The first step in this learning process is to be honest with ourselves. Most of us have gotten so good at empowering our negativity and insisting on our rightness that the angry wolf gets shinier and shinier, and the other wolf is just there with its pleading eyes. But we’re not stuck with this way of being. When we’re feeling resentment or any strong emotion, we can recognize that we are getting worked up, and realize that right now we can consciously make the choice to be aggressive or to cool off. It comes down to choosing which wolf we want to feed.

Of course, if we intend to test out this approach, we need some pointers. We need ways to train in this path of choosing wisely. This path entails uncovering three qualities of being human, three basic qualities that have always been with us but perhaps have gotten buried and been almost forgotten. These qualities are natural intelligence, natural warmth, and natural openness. When I say that the potential for goodness exists in all beings, that is acknowledging that everyone, everywhere, all over the globe, has these qualities and can call on them to help themselves and others.

Natural intelligence is always accessible to us. When we’re not caught in the trap of hope and fear, we intuitively know what’s the right thing to do. If we’re not obscuring our intelligence with anger, self-pity, or craving, we know what will help and what will make things worse. Our well-perfected emotional reactions cause us to do and say a lot of crazy things. We desire to be happy and at peace, but when our emotions are aroused, somehow the methods we use to achieve this happiness only make us more miserable. Our wishes and our actions are, all too frequently, not in synch. Nevertheless, we all have access to a fundamental intelligence that can help to solve our problems rather than making them worse.

Natural warmth is our shared capacity to love, to have empathy, to have a sense of humor. It is also our capacity to feel gratitude and appreciation and tenderness. It’s the whole gamut of what often are called the heart qualities, qualities that are a natural part of being human. Natural warmth has the power to heal all relationships—the relationship with ourselves as well as with people, animals, and all that we encounter every day of our lives.

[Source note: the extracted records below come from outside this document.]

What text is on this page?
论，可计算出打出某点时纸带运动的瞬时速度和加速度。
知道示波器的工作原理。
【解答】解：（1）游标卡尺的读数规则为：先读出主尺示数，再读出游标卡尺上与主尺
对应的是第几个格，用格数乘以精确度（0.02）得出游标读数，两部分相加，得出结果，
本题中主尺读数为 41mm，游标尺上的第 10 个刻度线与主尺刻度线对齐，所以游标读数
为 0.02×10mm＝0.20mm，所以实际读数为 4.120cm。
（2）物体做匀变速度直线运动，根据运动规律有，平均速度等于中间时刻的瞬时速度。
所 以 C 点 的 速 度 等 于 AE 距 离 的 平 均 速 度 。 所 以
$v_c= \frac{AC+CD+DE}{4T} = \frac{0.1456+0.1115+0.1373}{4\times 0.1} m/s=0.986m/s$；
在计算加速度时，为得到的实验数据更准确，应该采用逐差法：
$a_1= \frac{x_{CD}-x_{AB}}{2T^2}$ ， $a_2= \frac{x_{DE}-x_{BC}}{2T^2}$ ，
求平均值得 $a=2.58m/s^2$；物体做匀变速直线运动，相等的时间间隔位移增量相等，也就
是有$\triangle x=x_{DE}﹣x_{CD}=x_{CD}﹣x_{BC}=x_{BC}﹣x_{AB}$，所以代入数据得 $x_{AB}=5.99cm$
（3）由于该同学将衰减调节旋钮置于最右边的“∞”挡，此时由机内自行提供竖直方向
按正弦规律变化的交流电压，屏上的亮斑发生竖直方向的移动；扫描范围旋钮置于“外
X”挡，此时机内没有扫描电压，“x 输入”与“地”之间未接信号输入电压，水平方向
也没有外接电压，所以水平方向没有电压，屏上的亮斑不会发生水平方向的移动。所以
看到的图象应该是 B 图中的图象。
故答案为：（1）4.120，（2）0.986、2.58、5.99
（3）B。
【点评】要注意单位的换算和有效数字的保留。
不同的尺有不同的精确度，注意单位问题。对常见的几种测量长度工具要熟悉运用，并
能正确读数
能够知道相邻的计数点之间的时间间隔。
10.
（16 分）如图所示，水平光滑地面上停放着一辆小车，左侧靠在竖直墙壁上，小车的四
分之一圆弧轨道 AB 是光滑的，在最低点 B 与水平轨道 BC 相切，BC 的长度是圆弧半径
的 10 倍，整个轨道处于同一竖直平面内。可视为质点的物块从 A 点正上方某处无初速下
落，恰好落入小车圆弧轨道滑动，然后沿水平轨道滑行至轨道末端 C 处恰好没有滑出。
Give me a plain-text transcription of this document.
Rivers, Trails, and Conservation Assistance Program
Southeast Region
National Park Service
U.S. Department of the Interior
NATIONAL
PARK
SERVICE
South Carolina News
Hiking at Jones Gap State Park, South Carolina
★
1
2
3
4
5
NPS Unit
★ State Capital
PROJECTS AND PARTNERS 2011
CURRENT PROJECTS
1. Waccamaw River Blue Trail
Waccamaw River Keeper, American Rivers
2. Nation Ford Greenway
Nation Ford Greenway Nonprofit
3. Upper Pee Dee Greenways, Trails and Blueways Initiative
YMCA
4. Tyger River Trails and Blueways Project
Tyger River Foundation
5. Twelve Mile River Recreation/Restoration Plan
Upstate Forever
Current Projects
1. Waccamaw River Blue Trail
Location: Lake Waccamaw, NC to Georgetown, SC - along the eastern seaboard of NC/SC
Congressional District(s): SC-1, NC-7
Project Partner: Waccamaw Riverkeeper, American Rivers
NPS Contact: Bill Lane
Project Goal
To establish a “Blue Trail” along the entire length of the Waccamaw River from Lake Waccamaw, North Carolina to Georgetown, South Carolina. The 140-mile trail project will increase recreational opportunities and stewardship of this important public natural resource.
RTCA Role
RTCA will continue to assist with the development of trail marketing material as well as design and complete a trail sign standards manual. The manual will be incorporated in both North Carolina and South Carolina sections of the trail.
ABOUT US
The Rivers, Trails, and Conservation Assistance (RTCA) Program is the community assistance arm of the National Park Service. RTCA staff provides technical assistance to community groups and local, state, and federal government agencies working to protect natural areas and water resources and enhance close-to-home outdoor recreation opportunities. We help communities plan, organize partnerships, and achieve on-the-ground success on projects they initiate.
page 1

The third quality of basic goodness is natural openness, the spaciousness of our skylike minds. Fundamentally, our minds are expansive, flexible, and curious; they are pre-prejudice, so to speak. This is the condition of mind before we narrow down into a fear-based view where everyone is either an enemy or a friend, a threat or an ally, someone to like, dislike, or ignore. Fundamentally, this mind that we have, that you and I each have, is open.

We can connect with that openness at any time. For instance, right now, for three seconds, just stop reading and pause.

If you were able to stop briefly like that, perhaps you experienced a thought-free moment.

Another way to appreciate natural openness is to think of a time when you were angry, when someone said or did something that you didn’t like, a time when you wanted to get even or you wanted to vent. Now, what if you had been able to stop, breathe deeply, and slow the process down? Right on the spot you could connect with natural openness. You could stop, give space, and empower the wolf of patience and courage instead of the wolf of aggression and violence. In that moment when we pause, our natural intelligence often comes to our rescue. We have time to reflect: why
do
we want to make that nasty phone call, say that mean word, or for that matter, drink the drink or smoke the substance or whatever it might be?

It’s undeniable that we want to do these things because in that heated state we believe it will bring us some relief. Some kind of satisfaction or resolution or comfort will result: we think we’ll feel better at the end. But what if we paused, and asked ourselves,
“Will
I feel better when this is over?” Allowing that openness, that space, gives our natural intelligence a chance to tell us what we already know: that we
won’t
feel better at the end. And how do we know this? Because, believe it or not, this is not the first time we’ve gotten caught in the same impulse, the same automatic-pilot strategy. If we were to do a poll, probably most people would say that in their personal lives aggression breeds aggression. It escalates anger and ill will rather than bringing peace.